In the above code block, we have a function called try_replace_with_auto that takes 2 values. We are really just trying to take the first value, push it into a vector, then get the first value using auto and then replace it with another value.

What would you expect the function would do if we provide it first = 5 and second = 10?

If you guessed it would print 5 twice, you’d be right! We use auto to capture the value, and it ends up capturing by value, so the assignment with the second value doesn’t persist in the vector.

    auto value = values[0];
    // is going to behave as if we did
    T value = values[0]; // COPY!

Let’s confirm that with code:

// Lets start off with some integers, shall we?
try_replace_with_auto(5, 10, false);
Before - values[0]: 5 | After - values[0]: 5

Great! Just as we expected. The second value isn’t persisted into the vector. Lets try some more examples then, shall we?

// What about if we tried characters?
try_replace_with_auto("a", "b", false);
Before - values[0]: a | After - values[0]: a

Our sanity still checks out. Just prints a twice. Lets try some floating point numbers!

try_replace_with_auto(6.0, 12.0, false);
Before - values[0]: 6 | After - values[0]: 6

Still going strong! What other primitive types are there? Shall we try a bool?

// What about this one?
try_replace_with_auto(true, false, false);
Before - values[0]: 1 | After - values[0]: 0

Woah, wait a second. The second value shouldn’t have persisted. What happened?

Maybe we can inspect the type of the value and see what is going on. Our 3rd bool arg will print the type of our value so that we can see what might be going on.

try_replace_with_auto(5, 10, true);
try_replace_with_auto("a", "b", true);
try_replace_with_auto(6.0, 12.0, true);
Before - values[0]: 5 | After - values[0]: 5
type of value: i
Before - values[0]: a | After - values[0]: a
type of value: PKc
Before - values[0]: 6 | After - values[0]: 6
type of value: d

Hmm, all of them seem like value types for the first 3 types we tried. What about for the bool then?

try_replace_with_auto(true, false, true);
Before - values[0]: 1 | After - values[0]: 0
type of value: St14_Bit_reference

Oh. Very interesting. This isn’t a regular bool type. This looks like it’s a reference to a bool? But we never told it to take a reference. What happened here?

It turns out that vector has a specialzation for the bool type. You’ll be able to confirm this by checking out the Classes section at: https://en.cppreference.com/w/cpp/header/vector.

vector<bool> | space-efficient dynamic bitset (class template specialization)

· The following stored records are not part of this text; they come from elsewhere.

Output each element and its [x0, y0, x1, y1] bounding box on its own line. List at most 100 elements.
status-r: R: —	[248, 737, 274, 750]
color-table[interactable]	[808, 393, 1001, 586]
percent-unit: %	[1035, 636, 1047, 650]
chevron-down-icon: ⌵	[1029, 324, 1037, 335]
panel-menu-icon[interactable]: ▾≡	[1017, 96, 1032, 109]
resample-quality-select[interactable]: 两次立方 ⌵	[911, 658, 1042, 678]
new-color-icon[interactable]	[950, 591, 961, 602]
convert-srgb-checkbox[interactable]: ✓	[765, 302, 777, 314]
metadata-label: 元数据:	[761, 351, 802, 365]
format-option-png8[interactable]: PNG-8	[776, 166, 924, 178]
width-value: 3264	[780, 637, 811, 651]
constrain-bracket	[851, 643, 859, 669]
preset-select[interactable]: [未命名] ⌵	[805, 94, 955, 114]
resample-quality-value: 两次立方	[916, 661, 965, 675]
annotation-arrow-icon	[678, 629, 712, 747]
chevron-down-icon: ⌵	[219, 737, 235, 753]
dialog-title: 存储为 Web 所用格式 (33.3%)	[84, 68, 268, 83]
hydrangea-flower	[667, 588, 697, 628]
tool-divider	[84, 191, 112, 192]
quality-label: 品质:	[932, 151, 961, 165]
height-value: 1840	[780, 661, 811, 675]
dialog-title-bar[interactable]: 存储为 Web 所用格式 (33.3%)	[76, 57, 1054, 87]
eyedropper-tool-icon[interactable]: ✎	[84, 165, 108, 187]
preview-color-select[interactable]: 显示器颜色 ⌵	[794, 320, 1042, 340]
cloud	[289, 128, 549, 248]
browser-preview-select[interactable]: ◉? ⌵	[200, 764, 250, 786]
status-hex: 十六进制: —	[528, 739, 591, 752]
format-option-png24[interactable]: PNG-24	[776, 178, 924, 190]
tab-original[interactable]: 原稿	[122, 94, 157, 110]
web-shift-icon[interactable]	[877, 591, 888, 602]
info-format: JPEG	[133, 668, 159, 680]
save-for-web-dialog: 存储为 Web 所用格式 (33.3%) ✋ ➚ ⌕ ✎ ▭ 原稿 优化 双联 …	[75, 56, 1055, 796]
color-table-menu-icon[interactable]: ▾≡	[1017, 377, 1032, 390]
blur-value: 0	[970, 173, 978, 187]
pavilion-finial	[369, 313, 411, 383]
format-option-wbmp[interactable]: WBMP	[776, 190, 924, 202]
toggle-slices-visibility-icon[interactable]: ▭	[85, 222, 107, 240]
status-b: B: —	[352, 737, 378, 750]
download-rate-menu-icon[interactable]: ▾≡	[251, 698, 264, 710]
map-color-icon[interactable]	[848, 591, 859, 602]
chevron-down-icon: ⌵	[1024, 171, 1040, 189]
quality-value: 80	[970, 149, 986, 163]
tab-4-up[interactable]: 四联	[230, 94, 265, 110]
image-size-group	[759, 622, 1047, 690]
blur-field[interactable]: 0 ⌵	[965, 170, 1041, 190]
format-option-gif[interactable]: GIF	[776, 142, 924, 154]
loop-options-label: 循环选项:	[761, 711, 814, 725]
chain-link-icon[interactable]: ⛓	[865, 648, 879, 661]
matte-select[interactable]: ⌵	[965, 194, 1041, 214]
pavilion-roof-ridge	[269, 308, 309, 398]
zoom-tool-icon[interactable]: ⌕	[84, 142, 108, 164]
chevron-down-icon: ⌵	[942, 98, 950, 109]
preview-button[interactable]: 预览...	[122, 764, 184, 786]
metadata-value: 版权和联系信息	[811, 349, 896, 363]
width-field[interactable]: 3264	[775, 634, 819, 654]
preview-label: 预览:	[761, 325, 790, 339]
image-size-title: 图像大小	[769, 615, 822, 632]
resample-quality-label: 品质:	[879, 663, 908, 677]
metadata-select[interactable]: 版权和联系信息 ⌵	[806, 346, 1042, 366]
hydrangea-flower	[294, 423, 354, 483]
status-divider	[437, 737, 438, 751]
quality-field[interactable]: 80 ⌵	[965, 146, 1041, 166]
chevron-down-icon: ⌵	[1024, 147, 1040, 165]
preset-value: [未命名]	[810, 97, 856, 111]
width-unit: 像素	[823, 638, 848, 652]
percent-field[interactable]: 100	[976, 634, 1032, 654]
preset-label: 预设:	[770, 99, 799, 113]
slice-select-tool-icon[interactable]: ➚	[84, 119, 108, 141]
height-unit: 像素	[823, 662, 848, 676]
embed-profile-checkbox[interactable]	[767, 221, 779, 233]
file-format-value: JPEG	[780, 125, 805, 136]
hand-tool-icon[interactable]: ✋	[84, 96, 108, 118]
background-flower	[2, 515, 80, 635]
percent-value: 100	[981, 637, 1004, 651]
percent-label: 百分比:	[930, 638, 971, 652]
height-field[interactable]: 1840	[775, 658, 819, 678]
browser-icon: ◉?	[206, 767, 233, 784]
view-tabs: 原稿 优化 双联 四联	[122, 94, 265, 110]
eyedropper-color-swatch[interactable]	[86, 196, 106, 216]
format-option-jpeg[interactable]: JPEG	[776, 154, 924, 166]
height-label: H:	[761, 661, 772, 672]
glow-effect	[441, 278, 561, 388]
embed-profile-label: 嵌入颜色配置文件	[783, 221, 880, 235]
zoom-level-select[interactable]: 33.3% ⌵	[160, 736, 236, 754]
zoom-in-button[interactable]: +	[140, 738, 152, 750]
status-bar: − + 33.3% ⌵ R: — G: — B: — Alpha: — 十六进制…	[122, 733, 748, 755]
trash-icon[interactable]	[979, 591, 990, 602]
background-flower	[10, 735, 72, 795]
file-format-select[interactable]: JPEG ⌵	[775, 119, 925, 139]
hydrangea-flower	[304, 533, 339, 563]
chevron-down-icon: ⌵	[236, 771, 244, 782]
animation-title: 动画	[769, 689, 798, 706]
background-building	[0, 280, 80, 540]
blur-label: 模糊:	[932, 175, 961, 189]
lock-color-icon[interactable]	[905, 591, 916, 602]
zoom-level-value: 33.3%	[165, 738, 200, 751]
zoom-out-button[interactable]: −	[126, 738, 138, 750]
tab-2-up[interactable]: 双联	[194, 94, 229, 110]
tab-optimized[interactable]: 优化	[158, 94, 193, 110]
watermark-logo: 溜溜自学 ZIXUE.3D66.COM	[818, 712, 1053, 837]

Because a bool technically only needs to take up a single bit to account for all the data, we can actually go ahead and do some bit munging to save space. Which means we can stack 8 bools into a byte sanely. This also means that vector<bool> ends up being a non-confirming container - aka, this breaks a whole boat load of expected behaviours. You can’t really pass this into a C API that expects a bool array. Moreover, std::vector<bool>::reference is a typedef for struct _Bit_reference. So you don’t actually get a bool & when you do auto&. struct _Bit_reference looks something like:

typedef unsigned long _Bit_type;

struct _Bit_reference
  {
    _Bit_type * _M_p;
    _Bit_type _M_mask;

    // constructors, operators, etc...

    operator bool() const
    { return !!(*_M_p & _M_mask); }
  };

Some companies ban using std::vector<bool> in the code base because this can be a slightly tricky thing to keep in mind / not hurt yourself with. I don’t know if its worth going as far as banning usage (unless you are working in a safety critical codebase), but it is something worth being aware of and avoid it if you are feeling weary of using it.